“I don’t feel I’ve ever had a career,” says Constance Konold without apology as she sips Earl Grey tea in a fashionable café on Paris’ Left Bank where the maitre d’ knows her by name. No, she explains, hers has been more of a non-career just doing what she wanted to in life, a life that, so far, has taken this businesswoman, executive coach, consultant and self-described adventurer around the world to posts with top international companies. What’s made it possible, Konold tells you, is UW-Madison. It gave her the language skills, cosmopolitan attitude, and job contacts necessary to succeed.
Drawn to UW-Madison by Hoofers and the French House, Konold majored in French. It was a language she had begun studying, along with Latin, at St. Mary’s Academy in South Bend, Indiana, the town she moved to from the New York area when she was ten. She remembers having classes with some of UW-Madison’s “greats,” acclaimed French professors Germaine Bree, and Helen Cassidy. In the History department, her favorite was French historian Harvey Goldberg. “He was spellbinding and unorthodox, people hung from the rafters,” Konold says, recalling how hundreds of students would cram into Goldberg’s lecture hall. Konold has kept her notes from her course with Goldberg. “He gave us such insight,” she says, keys to understanding the world.

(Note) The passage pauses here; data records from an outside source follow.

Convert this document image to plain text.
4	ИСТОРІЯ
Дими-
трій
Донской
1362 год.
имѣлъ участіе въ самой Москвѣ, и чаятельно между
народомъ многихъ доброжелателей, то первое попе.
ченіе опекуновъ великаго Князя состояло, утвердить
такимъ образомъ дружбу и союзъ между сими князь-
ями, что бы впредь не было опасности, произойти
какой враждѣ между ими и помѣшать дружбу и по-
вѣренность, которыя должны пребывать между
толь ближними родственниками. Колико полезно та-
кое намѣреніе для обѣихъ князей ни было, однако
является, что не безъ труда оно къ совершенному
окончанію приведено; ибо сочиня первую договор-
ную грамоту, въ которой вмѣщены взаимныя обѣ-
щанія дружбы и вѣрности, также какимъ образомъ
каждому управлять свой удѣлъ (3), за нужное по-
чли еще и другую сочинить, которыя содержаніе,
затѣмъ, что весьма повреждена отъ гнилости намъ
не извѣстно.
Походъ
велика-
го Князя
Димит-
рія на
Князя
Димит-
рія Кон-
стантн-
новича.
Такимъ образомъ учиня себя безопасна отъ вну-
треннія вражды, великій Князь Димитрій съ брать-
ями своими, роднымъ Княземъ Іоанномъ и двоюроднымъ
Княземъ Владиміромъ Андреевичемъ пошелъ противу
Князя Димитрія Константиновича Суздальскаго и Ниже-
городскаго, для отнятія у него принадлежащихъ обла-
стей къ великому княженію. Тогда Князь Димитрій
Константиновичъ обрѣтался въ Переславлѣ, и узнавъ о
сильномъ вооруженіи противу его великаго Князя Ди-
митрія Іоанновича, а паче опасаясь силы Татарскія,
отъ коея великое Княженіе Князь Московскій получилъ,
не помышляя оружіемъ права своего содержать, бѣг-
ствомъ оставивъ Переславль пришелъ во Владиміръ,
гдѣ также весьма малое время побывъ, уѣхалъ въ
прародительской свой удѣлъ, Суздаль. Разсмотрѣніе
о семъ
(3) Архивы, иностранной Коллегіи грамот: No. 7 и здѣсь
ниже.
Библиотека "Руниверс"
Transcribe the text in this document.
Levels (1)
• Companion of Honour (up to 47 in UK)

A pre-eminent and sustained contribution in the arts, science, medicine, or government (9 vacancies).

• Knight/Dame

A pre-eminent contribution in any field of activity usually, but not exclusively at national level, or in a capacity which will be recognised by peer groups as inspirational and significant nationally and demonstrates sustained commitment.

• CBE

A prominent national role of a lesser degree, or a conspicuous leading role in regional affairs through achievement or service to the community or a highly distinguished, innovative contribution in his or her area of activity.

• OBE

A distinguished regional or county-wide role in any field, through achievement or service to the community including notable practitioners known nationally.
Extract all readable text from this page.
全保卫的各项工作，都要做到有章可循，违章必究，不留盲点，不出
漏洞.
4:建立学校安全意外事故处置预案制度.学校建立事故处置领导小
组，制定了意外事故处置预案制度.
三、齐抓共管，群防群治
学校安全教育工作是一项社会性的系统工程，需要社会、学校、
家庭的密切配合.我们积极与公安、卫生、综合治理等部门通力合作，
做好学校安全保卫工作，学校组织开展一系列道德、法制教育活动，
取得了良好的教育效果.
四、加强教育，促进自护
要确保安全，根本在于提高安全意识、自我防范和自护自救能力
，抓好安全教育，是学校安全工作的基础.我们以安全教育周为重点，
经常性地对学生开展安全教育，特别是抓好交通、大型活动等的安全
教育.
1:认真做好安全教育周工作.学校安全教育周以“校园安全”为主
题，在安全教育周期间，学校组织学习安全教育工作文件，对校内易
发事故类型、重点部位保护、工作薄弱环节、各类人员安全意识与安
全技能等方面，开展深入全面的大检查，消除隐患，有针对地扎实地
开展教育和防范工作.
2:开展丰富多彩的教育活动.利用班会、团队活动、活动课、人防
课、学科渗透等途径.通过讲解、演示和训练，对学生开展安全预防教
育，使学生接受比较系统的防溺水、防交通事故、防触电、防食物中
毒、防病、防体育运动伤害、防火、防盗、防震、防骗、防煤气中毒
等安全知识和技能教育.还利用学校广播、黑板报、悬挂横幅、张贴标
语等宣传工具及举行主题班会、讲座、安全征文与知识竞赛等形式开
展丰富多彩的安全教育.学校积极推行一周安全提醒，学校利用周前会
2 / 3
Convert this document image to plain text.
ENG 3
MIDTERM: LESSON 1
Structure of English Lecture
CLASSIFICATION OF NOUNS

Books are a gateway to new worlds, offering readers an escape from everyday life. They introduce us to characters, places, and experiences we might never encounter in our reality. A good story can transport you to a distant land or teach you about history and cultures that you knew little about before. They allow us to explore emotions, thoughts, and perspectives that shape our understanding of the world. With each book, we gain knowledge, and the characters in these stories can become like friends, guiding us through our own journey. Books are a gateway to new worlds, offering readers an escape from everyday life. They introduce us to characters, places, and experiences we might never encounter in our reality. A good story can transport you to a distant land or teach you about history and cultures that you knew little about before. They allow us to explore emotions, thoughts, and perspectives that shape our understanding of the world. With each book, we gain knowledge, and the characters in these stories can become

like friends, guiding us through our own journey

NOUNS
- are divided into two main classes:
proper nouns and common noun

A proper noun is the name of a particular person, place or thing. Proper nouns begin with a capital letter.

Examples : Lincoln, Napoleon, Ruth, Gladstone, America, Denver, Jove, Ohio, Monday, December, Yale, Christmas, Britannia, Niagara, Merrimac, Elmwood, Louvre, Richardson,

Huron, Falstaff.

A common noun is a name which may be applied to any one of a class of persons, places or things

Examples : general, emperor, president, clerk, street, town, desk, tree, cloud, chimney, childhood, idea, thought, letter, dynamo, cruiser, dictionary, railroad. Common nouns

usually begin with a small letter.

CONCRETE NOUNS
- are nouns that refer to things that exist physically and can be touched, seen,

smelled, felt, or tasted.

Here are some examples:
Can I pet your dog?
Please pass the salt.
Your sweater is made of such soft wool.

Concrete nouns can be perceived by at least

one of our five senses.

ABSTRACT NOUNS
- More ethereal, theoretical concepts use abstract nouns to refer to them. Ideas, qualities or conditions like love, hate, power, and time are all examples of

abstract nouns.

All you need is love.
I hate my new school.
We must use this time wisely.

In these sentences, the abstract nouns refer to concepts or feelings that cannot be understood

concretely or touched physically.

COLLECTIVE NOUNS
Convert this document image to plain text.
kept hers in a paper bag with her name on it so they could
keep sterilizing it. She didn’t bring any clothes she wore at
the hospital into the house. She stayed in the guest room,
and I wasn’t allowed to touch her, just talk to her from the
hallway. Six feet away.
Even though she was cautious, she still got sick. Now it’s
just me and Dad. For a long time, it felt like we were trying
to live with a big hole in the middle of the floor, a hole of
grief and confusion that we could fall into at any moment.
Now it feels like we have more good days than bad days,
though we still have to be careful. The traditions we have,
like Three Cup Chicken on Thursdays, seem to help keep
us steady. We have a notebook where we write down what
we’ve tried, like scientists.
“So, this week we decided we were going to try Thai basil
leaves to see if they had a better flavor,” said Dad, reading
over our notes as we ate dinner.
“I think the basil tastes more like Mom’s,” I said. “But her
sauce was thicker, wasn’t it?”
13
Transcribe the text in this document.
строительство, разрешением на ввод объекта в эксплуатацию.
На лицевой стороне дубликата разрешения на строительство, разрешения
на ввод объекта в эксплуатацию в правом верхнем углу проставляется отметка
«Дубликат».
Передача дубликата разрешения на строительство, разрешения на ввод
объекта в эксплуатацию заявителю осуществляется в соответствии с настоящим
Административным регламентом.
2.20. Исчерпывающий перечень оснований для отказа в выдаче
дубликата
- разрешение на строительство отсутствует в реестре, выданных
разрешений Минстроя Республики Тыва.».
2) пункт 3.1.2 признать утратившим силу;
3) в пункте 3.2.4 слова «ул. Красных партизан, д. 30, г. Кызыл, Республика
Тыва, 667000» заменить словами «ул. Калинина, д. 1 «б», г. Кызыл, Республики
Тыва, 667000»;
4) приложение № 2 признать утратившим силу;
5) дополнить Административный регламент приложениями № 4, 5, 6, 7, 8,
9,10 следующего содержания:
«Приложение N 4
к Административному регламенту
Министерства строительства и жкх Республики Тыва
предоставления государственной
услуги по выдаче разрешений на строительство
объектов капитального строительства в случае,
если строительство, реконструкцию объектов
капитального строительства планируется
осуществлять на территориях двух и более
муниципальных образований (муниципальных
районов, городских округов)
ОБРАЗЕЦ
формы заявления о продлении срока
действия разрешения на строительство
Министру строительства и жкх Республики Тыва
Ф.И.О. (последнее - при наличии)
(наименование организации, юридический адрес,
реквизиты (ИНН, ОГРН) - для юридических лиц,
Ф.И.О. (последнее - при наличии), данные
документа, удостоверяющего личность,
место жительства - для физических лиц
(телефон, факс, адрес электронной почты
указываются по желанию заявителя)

In Madison, Konold was a member of the International Club and lived at the French House, experiences that offered another opening to the world. “I was rubbing elbows with an international crowd,” she says. It would be one of Konold’s friends from the French House, hailing from Mount Horeb, who would be instrumental in bringing her to France several years later, after graduation, a merchandizing job in New York at Macy’s, a failed marriage, a master’s in teaching from Notre Dame, and a stint in the Peace Corps in Cameroon.
In Africa, Konold lived in Pitoa, a small village of about 300 people about a two-day drive from the capital, Yaounde. She taught English, sewing and hygiene. Back in the U.S., she got a job on Wall Street with Institutional Investor magazine organizing international seminars for government officials and financial investors at the magazine’s newly created institute. That’s when Florian Chollet, the husband of her French House pal, Margaret Henze Chollet, called her from Paris offering her a job with the international accounting firm of Arthur Anderson.
Chollet was the manager of the company’s Paris office. A Frenchman, he had met Margaret at UW-Madison when he was a Fulbright scholar. Now, he was looking for staff who were bilingual and sensitive to cultural differences. Konold arrived in France on July 14th, 1972, Bastille Day.
She was put in charge of helping Arthur Andersen’s executives relocate. The know-how later made it possible for her to establish her own executive relocation company, one of only a few such firms in Paris at the time, she says. One of her clients introduced her to an executive with Seagram’s; Konold worked there for several years as the executive’s chief of staff. Other business connections took her to Malaysia, where she ran trade delegations and taught English at the Ecole Française in Kuala Lumpur.
Back in France, she helped a friend restore his centuries-old chateau in Brittany by establishing an informal work/study program with UW-Madison and Notre Dame, called “Restore and Explore.” In exchange for room, board, and lessons in French language and culture, the universities’ students helped rebuild the castle’s crumbling stonewalls. Other jobs followed, including chief of staff for the president of the Saudi-European Bank in Paris and with the International Packaging Association, a group of independent metal-packaging companies around the world. Today, Konold is a career and life coach, writer, trainer and education consultant. Her company organizes executive education programs for clients such as ESSEC, one of France’s leading business schools. She also writes content for hand-held wireless devices and teaches master’s level strategic Human Resource management as well as Intercultural management at schools in Paris.
Working around the globe has made Konold realize not only the value of her UW-Madison education but also the importance of international studies for today’s undergraduates. “The world is getting smaller and if the U.S. doesn’t really mesh gears with other cultures, it’s going to slip,” Konold says. She believes Americans are too insular and need to learn about, understand, and enjoy other cultures, especially if the U.S. wants to continue to have a positive influence on the rest of the world.